Worariddh Riddhagni is an artist who has long since dedicated himself to meditation and to creating art as a means to relieve spiritual suffering. His paintings are also known for a joyous visual rhetoric. While ideas of contemporary art encourage artists to explore their creativity through mixed media, innovative methods and a concern with social contexts, Riddhagni allows Dharma to direct his art.But while Riddhagni’s artworks may be distinguished from the methods and concerns of much contemporary art practice, he nevertheless enriches our ideas of what contemporary art is and can be.
Riddhagni graduated in fine arts from Shang-Silp School and Silpakorn University. He also studied in Germany, where he met a professor who taught him to draw with pens or pencils by making minute dots. These dots integrated and became small masses which grew into larger masses. This process encouraged an understanding of analogues with Buddhist teaching on the idea that every entity is an amalgam of smaller components.

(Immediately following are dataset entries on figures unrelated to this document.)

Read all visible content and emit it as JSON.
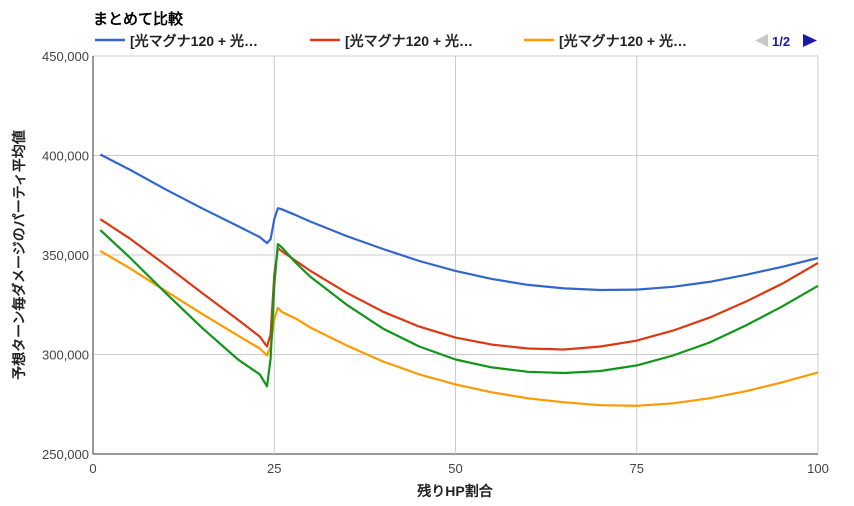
{
  "chart_data": {
    "type": "line",
    "title": "まとめて比較",
    "xlabel": "残りHP割合",
    "ylabel": "予想ターン毎ダメージのパーティ平均値",
    "xlim": [
      0,
      100
    ],
    "ylim": [
      250000,
      450000
    ],
    "xticks": [
      0,
      25,
      50,
      75,
      100
    ],
    "xtick_labels": [
      "0",
      "25",
      "50",
      "75",
      "100"
    ],
    "yticks": [
      250000,
      300000,
      350000,
      400000,
      450000
    ],
    "ytick_labels": [
      "250,000",
      "300,000",
      "350,000",
      "400,000",
      "450,000"
    ],
    "grid": true,
    "legend_position": "top",
    "legend_page": "1/2",
    "series": [
      {
        "name": "[光マグナ120 + 光…",
        "color": "#3366cc",
        "points": [
          [
            1,
            400500
          ],
          [
            5,
            393000
          ],
          [
            10,
            383000
          ],
          [
            15,
            373500
          ],
          [
            20,
            364500
          ],
          [
            23,
            359000
          ],
          [
            24,
            356000
          ],
          [
            24.5,
            358000
          ],
          [
            25,
            368000
          ],
          [
            25.5,
            373500
          ],
          [
            26,
            373000
          ],
          [
            28,
            370000
          ],
          [
            30,
            366800
          ],
          [
            35,
            359500
          ],
          [
            40,
            353000
          ],
          [
            45,
            347000
          ],
          [
            50,
            342000
          ],
          [
            55,
            338000
          ],
          [
            60,
            335000
          ],
          [
            65,
            333200
          ],
          [
            70,
            332400
          ],
          [
            75,
            332600
          ],
          [
            80,
            334000
          ],
          [
            85,
            336500
          ],
          [
            90,
            340000
          ],
          [
            95,
            344000
          ],
          [
            100,
            348500
          ]
        ]
      },
      {
        "name": "[光マグナ120 + 光…",
        "color": "#dc3912",
        "points": [
          [
            1,
            368000
          ],
          [
            5,
            358500
          ],
          [
            10,
            345000
          ],
          [
            15,
            331000
          ],
          [
            20,
            317500
          ],
          [
            23,
            309000
          ],
          [
            24,
            304000
          ],
          [
            24.5,
            310000
          ],
          [
            25,
            340000
          ],
          [
            25.5,
            353500
          ],
          [
            26,
            352000
          ],
          [
            28,
            347000
          ],
          [
            30,
            342000
          ],
          [
            35,
            331000
          ],
          [
            40,
            321500
          ],
          [
            45,
            314000
          ],
          [
            50,
            308500
          ],
          [
            55,
            305000
          ],
          [
            60,
            303000
          ],
          [
            65,
            302500
          ],
          [
            70,
            304000
          ],
          [
            75,
            307000
          ],
          [
            80,
            312000
          ],
          [
            85,
            318500
          ],
          [
            90,
            326500
          ],
          [
            95,
            335500
          ],
          [
            100,
            346000
          ]
        ]
      },
      {
        "name": "[光マグナ120 + 光…",
        "color": "#ff9900",
        "points": [
          [
            1,
            352000
          ],
          [
            5,
            343500
          ],
          [
            10,
            332000
          ],
          [
            15,
            320500
          ],
          [
            20,
            309500
          ],
          [
            23,
            303000
          ],
          [
            24,
            299500
          ],
          [
            24.5,
            304000
          ],
          [
            25,
            318000
          ],
          [
            25.5,
            323500
          ],
          [
            26,
            321500
          ],
          [
            28,
            318000
          ],
          [
            30,
            313500
          ],
          [
            35,
            304500
          ],
          [
            40,
            296500
          ],
          [
            45,
            290000
          ],
          [
            50,
            285000
          ],
          [
            55,
            281000
          ],
          [
            60,
            278000
          ],
          [
            65,
            276000
          ],
          [
            70,
            274500
          ],
          [
            75,
            274200
          ],
          [
            80,
            275500
          ],
          [
            85,
            278000
          ],
          [
            90,
            281500
          ],
          [
            95,
            286000
          ],
          [
            100,
            291000
          ]
        ]
      },
      {
        "name": "",
        "color": "#109618",
        "points": [
          [
            1,
            362500
          ],
          [
            5,
            349000
          ],
          [
            10,
            331000
          ],
          [
            15,
            313500
          ],
          [
            20,
            297500
          ],
          [
            23,
            290000
          ],
          [
            24,
            284000
          ],
          [
            24.5,
            298000
          ],
          [
            25,
            335000
          ],
          [
            25.5,
            355500
          ],
          [
            26,
            354000
          ],
          [
            28,
            346000
          ],
          [
            30,
            339000
          ],
          [
            35,
            325000
          ],
          [
            40,
            313000
          ],
          [
            45,
            304000
          ],
          [
            50,
            297500
          ],
          [
            55,
            293500
          ],
          [
            60,
            291300
          ],
          [
            65,
            290700
          ],
          [
            70,
            291700
          ],
          [
            75,
            294500
          ],
          [
            80,
            299500
          ],
          [
            85,
            306000
          ],
          [
            90,
            314500
          ],
          [
            95,
            324000
          ],
          [
            100,
            334500
          ]
        ]
      }
    ]
  }
}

Elements in his paintings are not realistic even though they are rooted in natural forms. Riddhagni simplifies natural forms mainly to communicate states of clarity, beauty, and psychological depth. His paintings are imaginative, free from realistic constraints. In some paintings,Riddhagni captures an image of a rice field filled with warm light, a field so wide it extends to infinity. The colors of the field can soothe the viewer’s mind with peace and delight and this is the result of his own special technique, in which he layers tiny dots and sharp lines of paints with small brush strokes; again, the realization of the concept that small masses can gather to create a larger and more powerful mass and therefore create infinite space. Through the artist creates familiar images, Riddhagni’s paintings manage to bring us to great states of mind.